# Euskara: ñ



## Maths Book

Hola, tengo entendido que la Ñ no existe en euskera, pero me surge la duda con el nombre de la ciudad de Pamplona en euskera, que se dice Iruña. ¿Alguien me puede explicar por qué en ese caso se utiliza la Ñ? Eskerrik asko!


----------



## merquiades

Hola. Parece que sí existe.  Mira aquí:  Aprende vasco, también aquí:
omniglot y pronunciación.


----------



## Outsider

El sonido /ñ/ existe en vasco, aunque (según el sitio de Larry Trask, p.ej.) se escribe muchas veces "in".


----------



## Hulalessar

http://en.wikipedia.org/wiki/Basque_alphabet According to this page in English Basque has the letter "ñ".

http://an.wikipedia.org/wiki/Alfabeto_vasco Según esta página en Aragonés (si hay en Castellano no la encuentro) el vasco tiene la letra "ñ".


----------



## Agró

Existe, aunque en los dialectos occidentales parece haber preferencia por el dígrafo '-in-'.
El nombre oficial de Pamplona en euskera es Iru*ñ*a o Iru*ñ*ea.


----------



## jmnjmn

Euskaltzaindia: http://www.euskaltzaindia.net/hiztegibatua
HIZTEGI BATUA  (Diccionario unificado).

*ñ* iz. 'euskal alfabetoaren hamabosgarren letra' (ñ, Sus. 'decimoquinta letra del alfabeto vasco'.)

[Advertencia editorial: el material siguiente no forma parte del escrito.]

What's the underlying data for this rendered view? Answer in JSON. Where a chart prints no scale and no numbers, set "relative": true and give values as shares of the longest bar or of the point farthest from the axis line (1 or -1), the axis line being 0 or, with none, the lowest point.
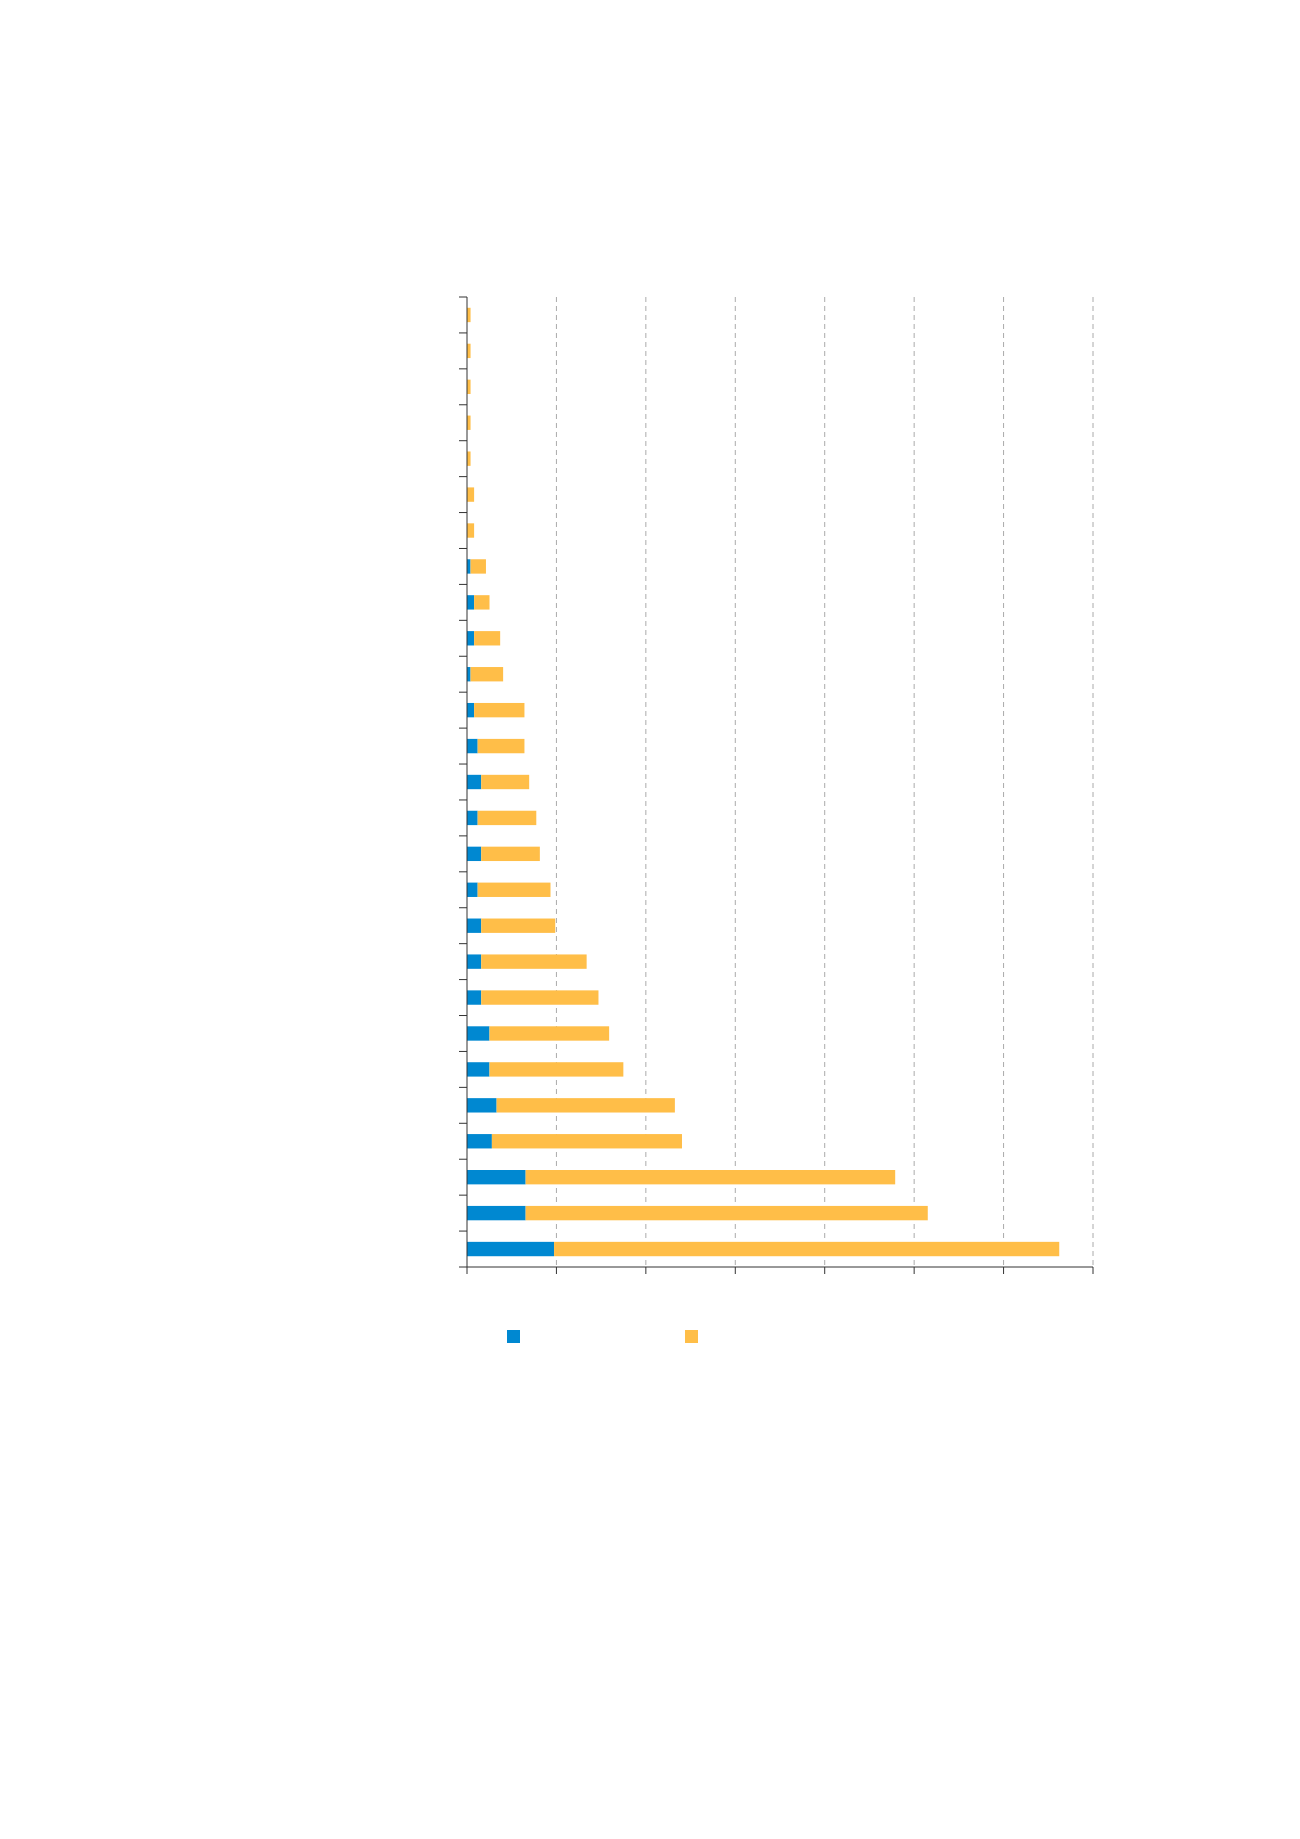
{
  "chart_data": {
    "type": "bar",
    "orientation": "horizontal",
    "stacked": true,
    "relative": true,
    "grid": "x",
    "categories": [
      null,
      null,
      null,
      null,
      null,
      null,
      null,
      null,
      null,
      null,
      null,
      null,
      null,
      null,
      null,
      null,
      null,
      null,
      null,
      null,
      null,
      null,
      null,
      null,
      null,
      null,
      null
    ],
    "series": [
      {
        "color": "#0088d1",
        "values": [
          0,
          0,
          0,
          0,
          0,
          0,
          0,
          0.006,
          0.012,
          0.012,
          0.006,
          0.012,
          0.018,
          0.024,
          0.018,
          0.024,
          0.018,
          0.024,
          0.024,
          0.024,
          0.038,
          0.038,
          0.05,
          0.042,
          0.099,
          0.099,
          0.147
        ]
      },
      {
        "color": "#ffbe48",
        "values": [
          0.006,
          0.006,
          0.006,
          0.006,
          0.006,
          0.012,
          0.012,
          0.026,
          0.026,
          0.044,
          0.055,
          0.085,
          0.079,
          0.081,
          0.099,
          0.099,
          0.123,
          0.125,
          0.178,
          0.198,
          0.202,
          0.226,
          0.301,
          0.321,
          0.624,
          0.679,
          0.853
        ]
      }
    ]
  }
}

Ejemplos (a vuelapluma): ñabardura, andereño, ikurriña, nimiño...


----------



## Norastorgarlensiu

Agur.

Sí existe la ñ escrita, aunque, comparando con el resto de léxico, en pocos casos. Comparando.

Ongi izan.

N.


----------



## Norastorgarlensiu

Agur.

Abundando en la ciudad de Iruña, Iruñea, solo decir que en roncalés es Uruña, Uriña, y siempre con ñ.
Ejemplos:
-Engoxan, Uruñan egon naz. Esta mañana he estado en Iruña.
-Xaz, Uruñako xeietra iriko neskaxe baneki xuan ninden. El pasado año fui a las fiestas de Iruña con unas mueticas del pueblo.

Sin más.

Postdata: Cueva de Santimamiñe, en Kortezubi (Bizkaia).

Olentzero on !

N.


----------



## Penyafort

El sonido /ɲ/ existe en todos los idiomas de la Península. Si ha de escribirse _ñ _como en castellano o con un dígrafo que lo represente, ha sido motivo de discusión en euskera pero también en gallego y en aragonés, donde brega con las soluciones _nh _y _ny_, respectivamente, coincidentes con la portuguesa y la catalana. La brega a menudo conlleva razones políticas o ideológicas, por lo que a veces se entra en terrenos delicados que poco tienen que ver con las tradiciones gráficas históricas.


----------



## Norastorgarlensiu

Agur.

En euskara la ñ la escribimos en algunas palabras, no en los verbos, que en Hegoalde se pronuncia la ñ si anterior va una i, in, pues, pero no se escribe: ginen, zinaten... Y pronuncian giñen, ziñaten. En Iparralde in, se pronuncia, in, no cambia, queda la pronunciación más suave.


----------